To support hot plugging, Swarm requires control of all of the volumes (disk.volumes = all).
  • If the Health Processor is actively scanning a drive when it is removed, I/O errors are recorded in the log. These errors are expected and do not indicate a problem.
  • When a drive is removed, volume recovery (FVR) and erasure coding recovery (ECR) are both triggered, which includes creating new replicas or erasure set segments for objects that were stored on that drive.
  • If you insert that drive in the same node or in a different node in the cluster, both recovery processes stop. There is a temporary state of over-replication because the returned volume has replicas or segments that were already recreated elsewhere. In time, the excess replicas or segments are deleted.
  • If you insert a non-Swarm drive in a node, Swarm recognizes, formats, and mounts the drive as a new volume.
  • If you insert a Swarm-formatted drive, either into the same node or into a different node, it continues to function as a volume without loss of data.
  • If you insert a Swarm-formatted drive that was previously retired, the volume remains retired.
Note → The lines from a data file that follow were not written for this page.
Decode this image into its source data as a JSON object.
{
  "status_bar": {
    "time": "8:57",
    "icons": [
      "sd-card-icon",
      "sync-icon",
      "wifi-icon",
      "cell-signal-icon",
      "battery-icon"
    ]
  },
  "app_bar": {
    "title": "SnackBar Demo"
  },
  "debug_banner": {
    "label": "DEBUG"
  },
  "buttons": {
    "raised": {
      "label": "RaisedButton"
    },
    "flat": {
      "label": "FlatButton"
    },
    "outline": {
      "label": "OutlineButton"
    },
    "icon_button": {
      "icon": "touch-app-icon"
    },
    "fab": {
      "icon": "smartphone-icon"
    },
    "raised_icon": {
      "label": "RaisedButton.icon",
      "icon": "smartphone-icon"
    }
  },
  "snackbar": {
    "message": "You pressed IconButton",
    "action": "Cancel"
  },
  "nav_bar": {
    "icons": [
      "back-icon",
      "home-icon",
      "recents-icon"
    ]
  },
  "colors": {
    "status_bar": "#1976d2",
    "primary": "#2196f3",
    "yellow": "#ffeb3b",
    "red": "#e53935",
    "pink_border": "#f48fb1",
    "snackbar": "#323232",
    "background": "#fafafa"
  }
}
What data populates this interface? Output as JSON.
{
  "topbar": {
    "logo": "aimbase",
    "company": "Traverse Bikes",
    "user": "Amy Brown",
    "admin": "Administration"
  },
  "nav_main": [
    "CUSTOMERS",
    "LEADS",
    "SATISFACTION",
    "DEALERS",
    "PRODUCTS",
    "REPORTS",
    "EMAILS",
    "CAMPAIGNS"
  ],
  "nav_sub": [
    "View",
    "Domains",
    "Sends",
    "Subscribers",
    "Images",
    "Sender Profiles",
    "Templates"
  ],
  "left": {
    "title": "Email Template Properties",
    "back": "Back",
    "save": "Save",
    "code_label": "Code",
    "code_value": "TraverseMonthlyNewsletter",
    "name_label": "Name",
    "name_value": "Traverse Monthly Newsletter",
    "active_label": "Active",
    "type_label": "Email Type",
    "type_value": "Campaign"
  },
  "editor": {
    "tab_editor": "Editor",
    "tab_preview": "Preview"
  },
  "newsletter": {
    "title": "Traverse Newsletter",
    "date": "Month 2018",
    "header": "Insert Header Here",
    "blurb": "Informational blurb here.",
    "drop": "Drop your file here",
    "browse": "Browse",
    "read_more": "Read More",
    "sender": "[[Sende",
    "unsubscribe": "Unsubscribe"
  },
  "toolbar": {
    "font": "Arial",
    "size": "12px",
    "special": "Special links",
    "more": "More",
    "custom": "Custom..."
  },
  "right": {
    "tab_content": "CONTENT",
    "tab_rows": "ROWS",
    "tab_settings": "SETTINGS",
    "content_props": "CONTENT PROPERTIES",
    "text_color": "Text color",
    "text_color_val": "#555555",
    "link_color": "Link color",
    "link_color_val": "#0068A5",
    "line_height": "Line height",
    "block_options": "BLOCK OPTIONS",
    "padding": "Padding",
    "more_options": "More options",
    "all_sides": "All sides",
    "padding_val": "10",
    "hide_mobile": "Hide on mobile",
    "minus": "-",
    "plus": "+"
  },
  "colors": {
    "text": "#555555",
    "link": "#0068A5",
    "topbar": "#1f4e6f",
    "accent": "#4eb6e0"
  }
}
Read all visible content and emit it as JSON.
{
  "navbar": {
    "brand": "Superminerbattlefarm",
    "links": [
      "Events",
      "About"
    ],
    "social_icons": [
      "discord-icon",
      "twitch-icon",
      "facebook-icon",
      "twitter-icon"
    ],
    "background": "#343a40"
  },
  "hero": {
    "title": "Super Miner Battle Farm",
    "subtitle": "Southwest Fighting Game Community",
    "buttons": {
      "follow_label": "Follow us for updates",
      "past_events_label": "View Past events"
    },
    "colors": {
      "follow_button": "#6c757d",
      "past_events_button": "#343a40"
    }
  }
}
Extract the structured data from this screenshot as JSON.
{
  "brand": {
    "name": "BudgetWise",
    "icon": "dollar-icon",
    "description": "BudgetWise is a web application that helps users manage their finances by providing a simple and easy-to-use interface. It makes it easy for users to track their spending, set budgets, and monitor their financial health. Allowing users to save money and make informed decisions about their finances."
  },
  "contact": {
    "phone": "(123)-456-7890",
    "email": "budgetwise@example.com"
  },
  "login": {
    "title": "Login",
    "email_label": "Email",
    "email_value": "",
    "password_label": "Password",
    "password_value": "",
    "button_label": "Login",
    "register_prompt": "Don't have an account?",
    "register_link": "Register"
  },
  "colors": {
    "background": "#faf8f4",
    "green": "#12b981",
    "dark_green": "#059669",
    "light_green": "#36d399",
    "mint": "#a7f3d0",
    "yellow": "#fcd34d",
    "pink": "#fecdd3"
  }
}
No manual configuration or intervention is required.
  • Messages display in logs and in the Swarm Admin Console to indicate that a drive was inserted or removed.
  • If you are inserting multiple drives into the same server chassis, you need to wait 2 minutes between drive insertions to ensure the new drives are evenly distributed across the multiple nodes that may be running on the chassis.

Caution

When adding or relocating volumes to a node, ensure that the node has enough RAM to handle them. If not, it might be unable to mount some of the volumes.

Warning

Do not move Swarm drives between disk array controller types after they have been formatted by Swarm. Each controller reports available drive space to Swarm that is matched with the controller. For example, many controllers claim the last section of the drive, reducing the total available space. If you switch your drives with another controller, the new controller may claim additional drive space that is not reported to Swarm, so Swarm may try to write data to non-existing space, generating I/O errors.